BEIJING, TrijayaNews.id – Pandemi Covid-19 memberikan pukulan besar pada ekonomi global. Sejumlah negara seperti Singapura dan Korea Selatan sudah masuk resesi setelah perekonomian tumbuh negatif dua kuartal beruntun.
Kondisi tersebut tampaknya tidak akan terjadi pada China. Meski tertekan, ekonomi Negeri Tirai Bambu itu diperkirakan akan pulih di sisa tahun ini karena didorong oleh agresivitas pemerintah dalam menggelontorkan stimulus ekonomi.
Hasil jajak pendapat Reuters, yang dikutip Sabtu (25/7/2020), ekonomi terbesar kedua di dunia itu diperkirakan tumbuh 2,2 persen pada 2020, melambat dibandingkan 2019 yang tumbuh 6,1 persen. Angka itu merupakan median dari 42 ekonom yang disurvei. Prediksi tersebut lebih tinggi 1,8 persen dibandingkan jajak pendapat terakhir yang digelar April lalu.
Pada kuartal II-2020, ekonomi China tumbuh 3,2 persen usai negatif 6,8 persen pada kuartal I-2020 akibat pandemi. Analis memperingatkan keberlanjutan rebound sangat tergantung pada investasi meskipun konsumsi akan tetap lemah.
Menurut data resmi negara, Pendapatan yang Siap Dibelanjakan (Disposable Income) per kapita China turun 1,3 persen pada semester I-2020. Sektor manufaktur dan konstruksi pulih dengan cepat, namun sektor jasa masih tertinggal.
Ekspor terlihat mulai membaik, sebagian besar disebabkan oleh permintaan besar-besaran untuk peralatan medis oleh berbagai negara di belahan dunia.

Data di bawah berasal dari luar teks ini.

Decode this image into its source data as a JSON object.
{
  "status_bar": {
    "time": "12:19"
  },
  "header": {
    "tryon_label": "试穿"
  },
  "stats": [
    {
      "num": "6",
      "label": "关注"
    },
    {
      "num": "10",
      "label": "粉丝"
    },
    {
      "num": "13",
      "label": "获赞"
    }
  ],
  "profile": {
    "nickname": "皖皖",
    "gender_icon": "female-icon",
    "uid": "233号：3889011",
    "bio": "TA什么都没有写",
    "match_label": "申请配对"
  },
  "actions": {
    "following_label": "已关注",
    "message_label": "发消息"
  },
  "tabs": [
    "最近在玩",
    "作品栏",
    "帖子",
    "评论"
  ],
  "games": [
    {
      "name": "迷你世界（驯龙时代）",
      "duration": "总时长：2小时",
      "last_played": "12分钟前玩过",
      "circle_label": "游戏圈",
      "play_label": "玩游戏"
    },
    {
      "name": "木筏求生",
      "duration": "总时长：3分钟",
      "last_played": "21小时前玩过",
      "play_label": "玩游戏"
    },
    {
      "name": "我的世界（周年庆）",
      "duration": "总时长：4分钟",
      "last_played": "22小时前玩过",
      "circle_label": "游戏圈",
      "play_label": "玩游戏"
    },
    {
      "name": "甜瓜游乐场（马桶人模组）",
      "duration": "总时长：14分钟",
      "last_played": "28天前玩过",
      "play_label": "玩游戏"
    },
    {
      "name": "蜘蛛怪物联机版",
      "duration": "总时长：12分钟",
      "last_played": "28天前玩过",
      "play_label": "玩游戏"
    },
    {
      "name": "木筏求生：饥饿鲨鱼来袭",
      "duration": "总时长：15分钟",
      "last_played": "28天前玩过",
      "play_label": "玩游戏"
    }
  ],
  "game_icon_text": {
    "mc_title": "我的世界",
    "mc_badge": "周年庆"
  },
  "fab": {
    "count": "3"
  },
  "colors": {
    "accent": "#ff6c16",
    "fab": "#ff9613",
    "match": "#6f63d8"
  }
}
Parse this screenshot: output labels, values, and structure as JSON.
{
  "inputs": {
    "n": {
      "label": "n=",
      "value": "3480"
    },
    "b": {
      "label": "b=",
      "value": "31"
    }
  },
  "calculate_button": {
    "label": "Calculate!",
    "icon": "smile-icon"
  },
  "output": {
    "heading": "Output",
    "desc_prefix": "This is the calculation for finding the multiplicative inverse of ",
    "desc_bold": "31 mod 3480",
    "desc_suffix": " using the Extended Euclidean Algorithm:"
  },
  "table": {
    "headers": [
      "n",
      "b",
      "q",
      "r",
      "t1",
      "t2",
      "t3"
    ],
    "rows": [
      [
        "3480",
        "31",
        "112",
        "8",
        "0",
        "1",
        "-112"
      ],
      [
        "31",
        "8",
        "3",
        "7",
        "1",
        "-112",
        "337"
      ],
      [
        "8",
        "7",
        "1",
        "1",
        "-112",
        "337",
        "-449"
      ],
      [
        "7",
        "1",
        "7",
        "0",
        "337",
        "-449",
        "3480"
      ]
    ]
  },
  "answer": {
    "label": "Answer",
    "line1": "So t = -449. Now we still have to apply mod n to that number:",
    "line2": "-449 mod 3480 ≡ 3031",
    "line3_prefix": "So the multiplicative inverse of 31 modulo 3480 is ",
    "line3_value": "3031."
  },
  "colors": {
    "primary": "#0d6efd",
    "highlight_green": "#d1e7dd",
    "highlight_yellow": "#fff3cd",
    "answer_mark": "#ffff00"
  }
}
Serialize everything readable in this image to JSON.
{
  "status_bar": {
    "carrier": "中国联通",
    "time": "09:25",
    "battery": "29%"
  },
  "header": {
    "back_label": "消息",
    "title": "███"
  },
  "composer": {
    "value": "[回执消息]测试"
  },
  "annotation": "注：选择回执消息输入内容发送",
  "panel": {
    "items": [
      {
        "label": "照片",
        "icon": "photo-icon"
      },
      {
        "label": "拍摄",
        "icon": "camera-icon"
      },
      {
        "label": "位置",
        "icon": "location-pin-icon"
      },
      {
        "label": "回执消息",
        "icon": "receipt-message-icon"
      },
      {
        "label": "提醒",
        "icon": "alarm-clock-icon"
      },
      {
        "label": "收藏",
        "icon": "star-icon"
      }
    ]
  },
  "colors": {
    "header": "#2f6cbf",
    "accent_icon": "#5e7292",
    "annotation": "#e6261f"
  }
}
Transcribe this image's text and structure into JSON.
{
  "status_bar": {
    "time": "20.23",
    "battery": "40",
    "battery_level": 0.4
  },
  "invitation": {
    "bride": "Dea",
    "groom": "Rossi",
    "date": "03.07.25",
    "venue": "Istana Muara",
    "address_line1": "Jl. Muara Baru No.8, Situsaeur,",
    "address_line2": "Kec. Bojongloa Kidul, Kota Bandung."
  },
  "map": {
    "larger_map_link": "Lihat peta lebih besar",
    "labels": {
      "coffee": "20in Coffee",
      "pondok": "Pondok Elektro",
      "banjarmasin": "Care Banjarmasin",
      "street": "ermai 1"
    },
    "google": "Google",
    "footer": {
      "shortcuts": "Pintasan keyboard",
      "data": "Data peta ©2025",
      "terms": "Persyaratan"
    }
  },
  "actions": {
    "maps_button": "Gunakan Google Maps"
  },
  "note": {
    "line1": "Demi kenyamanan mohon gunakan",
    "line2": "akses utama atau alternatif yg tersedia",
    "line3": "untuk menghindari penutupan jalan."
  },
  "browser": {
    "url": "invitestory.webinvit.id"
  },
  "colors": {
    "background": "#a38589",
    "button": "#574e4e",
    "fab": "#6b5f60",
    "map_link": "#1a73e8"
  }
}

“Namun kami masih melihat ketidakpastian pertumbuhan di waktu mendatang, seiring pelonggaran kebijakan lockdown yang tidak merata di negara lain, ini bisa saja menjadi kebijakan yang kurang menguntungkan,” ujar Analis Bank of America Merrill Lynch.
Membaiknya perekonomian, membuat Bank Sentral China (PBOC) menilai tak ada lagi kebutuhan mendesak untuk melonggarkan kebijakan moneter.
Analis memperkirakan, China akan menurunkan suku bunga pinjaman satu tahun sebesar 10 basis poin (bps) menjadi 3,75 persen pada akhir 2020. Sejak Agustus lalu, PBOC telah memotong suku bunga acuan sebesar 46 bps.